Imani Winds, Jason Moran to debut original piece at the Hop

by Marley Marius | 4/2/14 2:21pm

4.3.14.arts_.imaniwinds_Jin-Lee
Imani Winds combines elements of classical, modern and international music in its repertoire.
Source: Jin Lee

Imani Winds, whose blend of classical, modern and international influences form a vibrant repertoire, performs at the College tonight at 7 p.m. Composed of Valerie Coleman on flute, Toyin Spellman-Diaz on oboe, Mariam Adam on clarinet, Jeff Scott on French horn and Monica Ellis on bassoon, the group will be joined by jazz pianist Jason Moran for a concert in Spaulding Auditorium.

The players have commissioned works by six composers since 2008. They will debut a piece by Moran, commissioned by the Hop, tonight.

Imani, which means “faith” in Swahili, combines many elements to reflect the shades and influences that color the American experience, Ellis said.

“The voice that we have in this country is so diverse,” Ellis said, “That is something that we really want to emphasize. It’s not even about black and white [but] about the American voice and what kind of statement that can make.”

Tonight’s program will open with “Startin’ Sumthin” by Jeff Scott, followed by “Terra Incognita” by Wayne Shorter, “Afro-Cuban Concerto” by Valerie Coleman, “Suite Popular Brasileira” by Julio Medaglia, Moran’s premiere of “Jump Cut Rose” and “Dance Mediterranea” by Simon Shaheen and arranged by Scott.

Imani Winds has collaborated with artists including cellist Yo-Yo Ma and jazz saxophonist and composer Wayne Shorter. Moran, tonight’s collaborator, is no stranger to the Hop. Called a “uniquely invigorating presence” by The Wall Street Journal in 2005, the MacArthur Foundation Fellowship-winner has performed on campus twice.

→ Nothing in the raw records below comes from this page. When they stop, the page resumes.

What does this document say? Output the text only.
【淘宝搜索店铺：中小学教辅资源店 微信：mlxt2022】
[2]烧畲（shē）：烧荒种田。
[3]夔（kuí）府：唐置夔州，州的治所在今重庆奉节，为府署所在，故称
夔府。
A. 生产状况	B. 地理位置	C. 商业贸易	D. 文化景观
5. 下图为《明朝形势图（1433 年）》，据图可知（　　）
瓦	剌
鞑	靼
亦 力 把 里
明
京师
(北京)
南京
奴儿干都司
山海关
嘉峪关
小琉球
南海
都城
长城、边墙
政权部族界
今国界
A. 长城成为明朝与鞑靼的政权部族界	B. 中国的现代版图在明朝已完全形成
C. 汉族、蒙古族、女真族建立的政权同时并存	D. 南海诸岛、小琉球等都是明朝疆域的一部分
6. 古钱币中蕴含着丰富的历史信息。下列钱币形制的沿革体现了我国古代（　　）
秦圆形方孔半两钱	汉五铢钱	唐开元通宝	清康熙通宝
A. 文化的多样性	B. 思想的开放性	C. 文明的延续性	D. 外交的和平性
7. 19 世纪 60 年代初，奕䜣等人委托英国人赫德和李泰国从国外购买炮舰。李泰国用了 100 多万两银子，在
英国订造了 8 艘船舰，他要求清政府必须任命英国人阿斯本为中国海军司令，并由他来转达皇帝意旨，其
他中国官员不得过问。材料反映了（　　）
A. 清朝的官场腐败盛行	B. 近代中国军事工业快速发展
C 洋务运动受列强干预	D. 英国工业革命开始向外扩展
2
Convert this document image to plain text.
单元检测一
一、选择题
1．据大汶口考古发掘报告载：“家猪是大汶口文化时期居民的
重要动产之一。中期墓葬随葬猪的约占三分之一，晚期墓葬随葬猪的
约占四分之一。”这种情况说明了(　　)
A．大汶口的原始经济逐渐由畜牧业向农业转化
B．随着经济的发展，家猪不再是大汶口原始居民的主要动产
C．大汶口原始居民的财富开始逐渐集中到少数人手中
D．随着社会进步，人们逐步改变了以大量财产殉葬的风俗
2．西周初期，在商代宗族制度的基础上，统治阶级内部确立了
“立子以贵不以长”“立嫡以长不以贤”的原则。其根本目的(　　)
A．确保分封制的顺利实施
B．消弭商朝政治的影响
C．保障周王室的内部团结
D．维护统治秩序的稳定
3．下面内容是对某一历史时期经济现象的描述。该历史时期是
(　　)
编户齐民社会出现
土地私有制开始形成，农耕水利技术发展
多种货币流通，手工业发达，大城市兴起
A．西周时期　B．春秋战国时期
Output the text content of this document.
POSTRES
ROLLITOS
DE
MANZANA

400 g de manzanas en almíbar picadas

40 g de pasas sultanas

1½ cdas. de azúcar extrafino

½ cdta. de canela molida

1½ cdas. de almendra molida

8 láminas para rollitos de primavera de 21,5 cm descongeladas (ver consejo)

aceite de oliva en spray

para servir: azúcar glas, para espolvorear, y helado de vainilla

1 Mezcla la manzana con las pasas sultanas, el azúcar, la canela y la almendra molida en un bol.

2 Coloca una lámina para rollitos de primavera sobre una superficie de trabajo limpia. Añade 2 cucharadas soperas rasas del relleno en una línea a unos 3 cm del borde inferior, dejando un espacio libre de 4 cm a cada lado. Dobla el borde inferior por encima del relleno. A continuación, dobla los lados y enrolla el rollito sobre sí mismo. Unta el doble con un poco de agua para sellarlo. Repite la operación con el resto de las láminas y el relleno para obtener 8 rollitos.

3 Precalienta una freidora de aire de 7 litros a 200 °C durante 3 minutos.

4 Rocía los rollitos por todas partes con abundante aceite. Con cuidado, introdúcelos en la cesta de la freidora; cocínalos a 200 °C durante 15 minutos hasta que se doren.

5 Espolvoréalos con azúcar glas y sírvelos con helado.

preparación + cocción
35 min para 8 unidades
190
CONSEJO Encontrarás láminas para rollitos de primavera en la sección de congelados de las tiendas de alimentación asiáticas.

Collaboration between Imani Winds and Moran was happenstance. When plans for a different commission fell through, the members of Imani Winds suggested a collaboration with Moran instead, who they have worked with in the past.

“His voice is very distinct, compositionally speaking,” Ellis said. “He is really brilliant in a lot of ways, and he’s just got such an interesting way of looking at the world, [and] he adds that to his music somehow.”

Moran said he was thrilled to be asked to work with the group and return to the Hop. He described the two movements to “Jump Cut Rose,” his original work, as having the ability to “frequently [cut] between sonic spaces.”

“By aligning our strength in the groove, ‘Jump Cut Rose’ begins a new dialogue between myself and my fantastic collaborators, Imani Winds,” he said.

When a 2007 Imani Winds performance closed, the audience “couldn’t believe their ears,” Hop programming director Margaret Lawrence said. She described the group as “brilliant” and having “incredible warmth.”

After receiving a $575,000 grant from The Andrew W. Mellon Foundation in 2012 — targeted to promote classical music at Dartmouth and in the Upper Valley — inviting Imani Winds back to campus seemed obvious, Lawrence said.

Likening the group’s casual performance style to a conversation between friends, Lawrence praised the players’ physical expressiveness and repertoire — “[They] don’t stop at the four walls of what is considered strictly classical music,” she said.

The group will perform with the Dartmouth College Wind Ensemble in Collis Common Ground.

“We look at [engaging with students] as a way of proving our teachers proud and letting them know that all of the work that they put in is being manifested,” Ellis said. “It’s important to show that a wind group can thrive and be productive and absolutely do different and innovative things.”

The article has been revised to reflect the following correction:

Correction appended: April 3, 2014

The online version of this story implied that Imani Winds commissioned tonight's collaboration between the group and Moran. In fact, the Hop commissioned this piece.